The girls overcome their shyness in the company of each other. There is always one best friend who dares a little more, who is more determined, who persuades the others to go along. The plenitude of female characters becomes overwhelming. Yet each is treated in image and text as individuality, each unfolds her particualr charm. There is no star among ugly ducklings - they are all perfect in their own way. And so there is hardly any envy among them. They graciously admire each other's beauty. They are united by desire and by the wish to be desired.


Beginning in 1971 the drawings show surrealistic elements, enlarged shadows, arrows, contours, thus providing the images with a psychodelic-surrealistic element. At the same time the mature, self-confident woman comes to the fore, mostly as teacher. Although she does not push aside the young girlfriends, she still sees herself as serious rival for the favour of her attractive lover. She knows what she wants and moreover, she knows her qualities.


The young artists gradually gains self-assurance and reveals himself on the drawings as painter of nudes. In a seven-day cycle in 1972 a different girl poses for him every day of the week: on Monday Rosa (17 years), on Tuesday Svetlana (24), on Wednesday Mila (15), on Thursday Olya (16), on Friday Nastya (15), on Saturday Tatyana Viktorovna (35 ) and on Sunday Elena Vladimirovna (38) with Lenochka (16). On the Thursday sheet of paper we see the artist's hands appear at the border of the paper. Of course each of the ladies would love to come back the next day, but unfortunately this is not possible! Every day of the week is occupied! ( the artist certainly does not let anyone know about this.) And so each woman is asked to come back on "her" day the following week.

Thursday (fragment); from the series "Monday, Tuesday, Wednesday, Thursday, Friday, Saturday, Sunday."


The last drawings show an increasing complexity of the composition of figures (9 persons and more), and the texts become longer and longer. Infact only the number of girls varies (but they still remain individual). The boy - if he appears at all - is always the same: the adored darling of the women. One main reason for their adoration is his artistic talent.

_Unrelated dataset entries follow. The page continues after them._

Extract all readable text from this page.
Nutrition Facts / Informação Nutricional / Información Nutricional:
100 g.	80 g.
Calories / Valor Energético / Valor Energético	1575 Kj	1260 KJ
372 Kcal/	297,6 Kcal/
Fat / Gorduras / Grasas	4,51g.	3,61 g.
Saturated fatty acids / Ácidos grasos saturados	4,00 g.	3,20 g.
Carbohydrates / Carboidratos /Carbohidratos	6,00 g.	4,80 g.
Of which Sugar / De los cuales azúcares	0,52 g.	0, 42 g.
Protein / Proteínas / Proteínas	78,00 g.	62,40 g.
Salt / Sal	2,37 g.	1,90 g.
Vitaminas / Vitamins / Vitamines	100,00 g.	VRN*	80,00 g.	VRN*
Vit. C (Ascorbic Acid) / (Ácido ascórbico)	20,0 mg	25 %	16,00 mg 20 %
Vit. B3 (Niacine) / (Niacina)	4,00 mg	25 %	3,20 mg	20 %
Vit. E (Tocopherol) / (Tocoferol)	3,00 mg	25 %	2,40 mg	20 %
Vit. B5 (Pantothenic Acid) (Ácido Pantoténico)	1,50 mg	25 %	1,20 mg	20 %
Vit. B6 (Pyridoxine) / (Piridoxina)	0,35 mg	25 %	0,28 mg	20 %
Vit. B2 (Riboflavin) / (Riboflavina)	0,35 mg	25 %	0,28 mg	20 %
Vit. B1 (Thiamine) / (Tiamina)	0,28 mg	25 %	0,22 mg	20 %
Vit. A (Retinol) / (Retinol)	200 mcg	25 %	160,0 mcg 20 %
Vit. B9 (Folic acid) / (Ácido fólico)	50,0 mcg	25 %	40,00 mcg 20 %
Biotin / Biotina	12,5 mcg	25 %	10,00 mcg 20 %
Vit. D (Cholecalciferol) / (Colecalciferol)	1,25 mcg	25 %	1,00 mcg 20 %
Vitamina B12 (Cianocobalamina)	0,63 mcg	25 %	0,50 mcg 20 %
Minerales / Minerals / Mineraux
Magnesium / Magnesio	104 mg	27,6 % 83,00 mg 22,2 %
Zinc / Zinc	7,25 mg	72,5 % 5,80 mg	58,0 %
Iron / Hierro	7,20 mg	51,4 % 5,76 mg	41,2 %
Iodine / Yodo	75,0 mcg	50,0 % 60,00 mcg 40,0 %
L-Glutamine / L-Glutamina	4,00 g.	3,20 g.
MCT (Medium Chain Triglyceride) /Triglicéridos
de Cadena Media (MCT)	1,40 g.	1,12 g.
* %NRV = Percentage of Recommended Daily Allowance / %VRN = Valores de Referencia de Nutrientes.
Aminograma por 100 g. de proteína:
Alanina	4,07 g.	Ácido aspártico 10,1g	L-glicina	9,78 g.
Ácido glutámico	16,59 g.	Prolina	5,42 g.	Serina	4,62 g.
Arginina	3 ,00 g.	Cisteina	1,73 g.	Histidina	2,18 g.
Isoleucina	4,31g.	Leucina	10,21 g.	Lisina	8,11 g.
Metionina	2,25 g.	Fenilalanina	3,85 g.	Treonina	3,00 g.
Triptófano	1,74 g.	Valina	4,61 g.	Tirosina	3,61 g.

Here is the dialogue of one of the last scenes from 1973:

The two girls (3, 4) arrange a date with the boy (1) on the telephone:

(4) Hi, we will come and see you this evening (1) When? (4) Around six o'clock (1) Sorry, I still have to do physics and chemistry, and afterwards I want to draw. (3) Darling (pushes away her friend from the receiver ...) (4) (her friend also pushes her away): No way. We will draw together. (1) All right. When? (4) Let's say nine o'clock? (1) O.K. (4) So that's fine for you? (1) Sure (3,4) full of expectation they put down the receiver and pour from a second bottle of champaign ...

Now the two discuss in great detail how to present themselves at the date:

(4) Do you think I should put on my petticoat? (3) Why not (4) Which one? (3) Maybe the pink one (4) The one with the laces? (3) Of course (4) The one from our shop or the one from France? (3) I'ld say the French (4) Are you sure? (3) Quite sure (4) But he is going to draw it (3) Oh yes, I forgot .... maybe ours would be better. Let's have a drink. (4) Sure ... the one which is transparent I'ld think (3) Definitely! the most transparent of all!

This is followed by a discussion of stockings,suspenders, bras, slips, pearl necklaces and all the rest - each item is treated with great care. The girls turn round, they adjust, they doubt, does it look good, is it better this way or the other, and they assure each other over and over again that he will enjoy it.

The taxi-driver who takes them to the date deeply envies the happy young man who awaits them.